という結論に達し、出雲搭載の瑞雲を3機、東方海上の捜索に使用することに決した。

 瑞雲は、一機が前方30度ずつの捜索を担当し、合わせて90度の範囲をカバーできるように捜索線を決めた。

 3機の搭乗員は、夜間飛行になることを想定して、熟練のペアが選抜された。
 そのうち、中央の捜索線を任されたのは、太平洋戦争開戦以来の生き残りである、操縦西野特務少尉、偵察安平上等飛行兵曹のペアである。

 安平上飛曹は、発進前に渡された現在地の資料を見て

「冗談言わんでください。からかっとるんですか。」

と、航海科の若い士官を睨みつけた。
 同じ科の特務士官が割って入り事なきを得たが、それほど突拍子もないことに艦が巻き込まれているのである。

 さんざん説明を受けて

「分かりました。」

と渋々ながら納得した。

 瑞雲発進のため、出雲は風上に向かって全力で走る。
 日はもうすぐ暮れようとしている。

 暖機運転の済んだ機体の操縦席に西野少尉が乗り込み、偵察席へ安平上飛曹が収まると、発進準備完了である。

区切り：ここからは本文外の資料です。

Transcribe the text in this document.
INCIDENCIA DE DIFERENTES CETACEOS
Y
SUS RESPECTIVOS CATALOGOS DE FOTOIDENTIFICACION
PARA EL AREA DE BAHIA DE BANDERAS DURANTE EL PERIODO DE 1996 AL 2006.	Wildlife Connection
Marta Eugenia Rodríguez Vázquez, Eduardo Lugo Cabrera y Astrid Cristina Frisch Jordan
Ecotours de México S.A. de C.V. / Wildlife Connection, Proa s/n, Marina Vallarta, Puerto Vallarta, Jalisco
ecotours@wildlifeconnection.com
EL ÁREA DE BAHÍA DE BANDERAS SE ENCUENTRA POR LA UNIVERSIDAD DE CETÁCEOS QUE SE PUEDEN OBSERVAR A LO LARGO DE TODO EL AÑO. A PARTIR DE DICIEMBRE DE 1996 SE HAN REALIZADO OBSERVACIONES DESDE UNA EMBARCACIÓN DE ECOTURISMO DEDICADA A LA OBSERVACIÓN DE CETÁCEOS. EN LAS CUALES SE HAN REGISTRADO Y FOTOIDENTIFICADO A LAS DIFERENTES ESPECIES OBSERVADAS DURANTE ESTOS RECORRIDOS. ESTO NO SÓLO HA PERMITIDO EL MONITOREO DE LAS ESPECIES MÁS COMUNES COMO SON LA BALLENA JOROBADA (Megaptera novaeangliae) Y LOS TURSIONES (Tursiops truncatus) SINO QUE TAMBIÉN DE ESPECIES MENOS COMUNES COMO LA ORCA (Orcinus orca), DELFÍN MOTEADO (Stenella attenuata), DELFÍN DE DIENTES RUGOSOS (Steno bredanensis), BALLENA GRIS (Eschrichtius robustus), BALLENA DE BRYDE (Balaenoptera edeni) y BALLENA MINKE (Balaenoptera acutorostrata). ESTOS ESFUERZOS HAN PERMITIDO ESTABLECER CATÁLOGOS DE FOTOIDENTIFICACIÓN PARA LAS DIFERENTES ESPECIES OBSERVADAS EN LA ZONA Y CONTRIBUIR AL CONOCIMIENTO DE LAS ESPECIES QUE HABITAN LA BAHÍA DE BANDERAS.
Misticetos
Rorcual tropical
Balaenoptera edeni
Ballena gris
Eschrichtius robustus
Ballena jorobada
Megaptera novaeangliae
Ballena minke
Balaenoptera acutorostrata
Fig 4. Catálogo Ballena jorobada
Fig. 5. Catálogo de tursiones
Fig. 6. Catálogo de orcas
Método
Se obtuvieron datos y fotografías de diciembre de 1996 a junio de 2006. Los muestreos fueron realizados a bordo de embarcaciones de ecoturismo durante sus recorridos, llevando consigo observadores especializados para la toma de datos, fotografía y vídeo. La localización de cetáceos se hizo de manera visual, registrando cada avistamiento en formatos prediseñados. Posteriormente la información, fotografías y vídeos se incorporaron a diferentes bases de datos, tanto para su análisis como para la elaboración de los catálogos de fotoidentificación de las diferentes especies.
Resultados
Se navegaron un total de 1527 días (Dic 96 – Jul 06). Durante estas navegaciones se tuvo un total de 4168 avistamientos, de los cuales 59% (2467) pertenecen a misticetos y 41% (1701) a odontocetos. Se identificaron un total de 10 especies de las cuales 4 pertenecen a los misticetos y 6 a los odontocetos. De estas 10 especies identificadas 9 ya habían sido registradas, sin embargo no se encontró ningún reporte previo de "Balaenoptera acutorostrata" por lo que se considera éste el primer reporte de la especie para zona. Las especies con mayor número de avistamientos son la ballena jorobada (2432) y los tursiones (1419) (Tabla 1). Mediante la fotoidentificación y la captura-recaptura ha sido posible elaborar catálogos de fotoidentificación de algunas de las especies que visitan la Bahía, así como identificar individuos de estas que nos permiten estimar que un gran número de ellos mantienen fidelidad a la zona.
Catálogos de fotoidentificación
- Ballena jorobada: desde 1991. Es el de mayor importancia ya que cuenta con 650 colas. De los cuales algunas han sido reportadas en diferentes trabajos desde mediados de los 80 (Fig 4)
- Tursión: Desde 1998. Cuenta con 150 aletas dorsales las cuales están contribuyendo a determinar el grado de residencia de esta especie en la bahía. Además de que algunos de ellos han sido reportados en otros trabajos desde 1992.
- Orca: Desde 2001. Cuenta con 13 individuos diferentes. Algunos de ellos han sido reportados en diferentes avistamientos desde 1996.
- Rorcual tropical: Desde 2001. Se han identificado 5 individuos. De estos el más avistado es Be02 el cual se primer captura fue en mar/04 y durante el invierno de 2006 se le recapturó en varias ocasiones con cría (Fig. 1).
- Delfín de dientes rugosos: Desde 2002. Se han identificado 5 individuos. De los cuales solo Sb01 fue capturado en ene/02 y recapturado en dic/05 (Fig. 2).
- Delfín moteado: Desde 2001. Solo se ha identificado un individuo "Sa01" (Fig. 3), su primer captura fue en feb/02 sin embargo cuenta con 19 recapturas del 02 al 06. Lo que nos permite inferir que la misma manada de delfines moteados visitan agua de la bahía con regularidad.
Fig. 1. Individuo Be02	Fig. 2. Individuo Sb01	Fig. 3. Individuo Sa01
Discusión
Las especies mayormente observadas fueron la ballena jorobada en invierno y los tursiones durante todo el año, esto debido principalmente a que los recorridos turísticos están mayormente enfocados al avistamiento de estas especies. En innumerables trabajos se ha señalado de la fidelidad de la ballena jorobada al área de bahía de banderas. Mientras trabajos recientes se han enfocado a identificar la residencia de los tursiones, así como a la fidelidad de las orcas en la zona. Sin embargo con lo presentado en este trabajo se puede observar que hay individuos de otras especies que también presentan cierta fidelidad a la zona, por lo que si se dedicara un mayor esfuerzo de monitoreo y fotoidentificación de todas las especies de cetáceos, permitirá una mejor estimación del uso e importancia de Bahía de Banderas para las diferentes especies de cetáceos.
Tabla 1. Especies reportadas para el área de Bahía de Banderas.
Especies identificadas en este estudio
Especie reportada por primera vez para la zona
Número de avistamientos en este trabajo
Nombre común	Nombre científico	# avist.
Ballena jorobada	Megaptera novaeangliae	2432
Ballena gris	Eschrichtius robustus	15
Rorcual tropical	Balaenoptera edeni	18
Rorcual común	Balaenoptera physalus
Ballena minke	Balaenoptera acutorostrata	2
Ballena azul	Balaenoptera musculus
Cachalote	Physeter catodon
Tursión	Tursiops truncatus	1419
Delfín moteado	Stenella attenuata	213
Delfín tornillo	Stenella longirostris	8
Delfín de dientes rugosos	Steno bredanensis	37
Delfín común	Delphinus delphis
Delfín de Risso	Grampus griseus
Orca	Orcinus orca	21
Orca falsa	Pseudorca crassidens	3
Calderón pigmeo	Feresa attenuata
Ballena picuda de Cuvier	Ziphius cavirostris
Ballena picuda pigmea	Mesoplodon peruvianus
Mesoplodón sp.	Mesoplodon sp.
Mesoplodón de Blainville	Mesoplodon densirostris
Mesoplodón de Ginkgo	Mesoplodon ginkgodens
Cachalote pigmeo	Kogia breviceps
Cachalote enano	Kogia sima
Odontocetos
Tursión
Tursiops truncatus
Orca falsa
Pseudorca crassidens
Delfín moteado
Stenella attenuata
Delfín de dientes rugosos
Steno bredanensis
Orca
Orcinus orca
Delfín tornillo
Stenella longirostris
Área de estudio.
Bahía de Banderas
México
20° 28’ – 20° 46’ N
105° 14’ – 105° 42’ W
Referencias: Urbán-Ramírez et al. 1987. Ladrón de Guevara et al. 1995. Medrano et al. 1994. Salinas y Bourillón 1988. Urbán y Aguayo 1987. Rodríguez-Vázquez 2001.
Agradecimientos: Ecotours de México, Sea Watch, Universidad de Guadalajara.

 伊勢型航空戦艦の射出機カタパルトは両舷に1基ずつ備え付けられているが、飛行甲板との段差がないの
で、滑走台に載せられた飛行機を、そのまま甲板から射出機に移動させられるため効率が良く、全22機の発進が5分
ほどで終わるという性能を誇った。

 西野が、操縦席で片手を水平から真上に挙げ、「発進準備ヨロシ」の合図をする。

 ピリリリリリリ

 整備長の笛が鳴り、赤旗が勢いよく振り下ろされると同時に、

  バーン

という音とともに、火薬ペレットの爆発の勢いで機体を乗せた滑走台が前へ押し出され、射出機の端まで来ると、機体が空中へ放り出された。
 
 西野は、スロットルレバーは全開にし、昇降舵をやや上げに取る。
 機体は一瞬下降した後、上昇に移り、旋回しながら速度を増して、東の空を目指した。
 
 西野は、機体を高度1,000mで、方位105度に向けた。
 この方向へ真っ直ぐ飛び、前進の限界点で左へ75度変針、30度分の距離を飛んでからさらに左75度へ変針し、帰投するのがコースである。
 こうすると、常に左下を見ながら、艦を中心に描いた扇形の中心から30度分を捜索できる。
  
 西野と安平が左の海面をジーっと凝視しながら飛行を続けてしばらくして、令川丸以下の艦隊では、電探からの報告が騒がしくなった。


        18:30 令川丸
     
「電探より艦橋。反射波あり。270度方向、電測距離80ハチマル。おそらく単機。識別信号反応なし、おそらくは友軍機と思われます!」

 電探士の声が弾んでいる。
 識別信号は、米軍が敵味方識別のために使っている信号で、これが反応しないのは、逆に日本の飛行機である可能性が高いことを意味する。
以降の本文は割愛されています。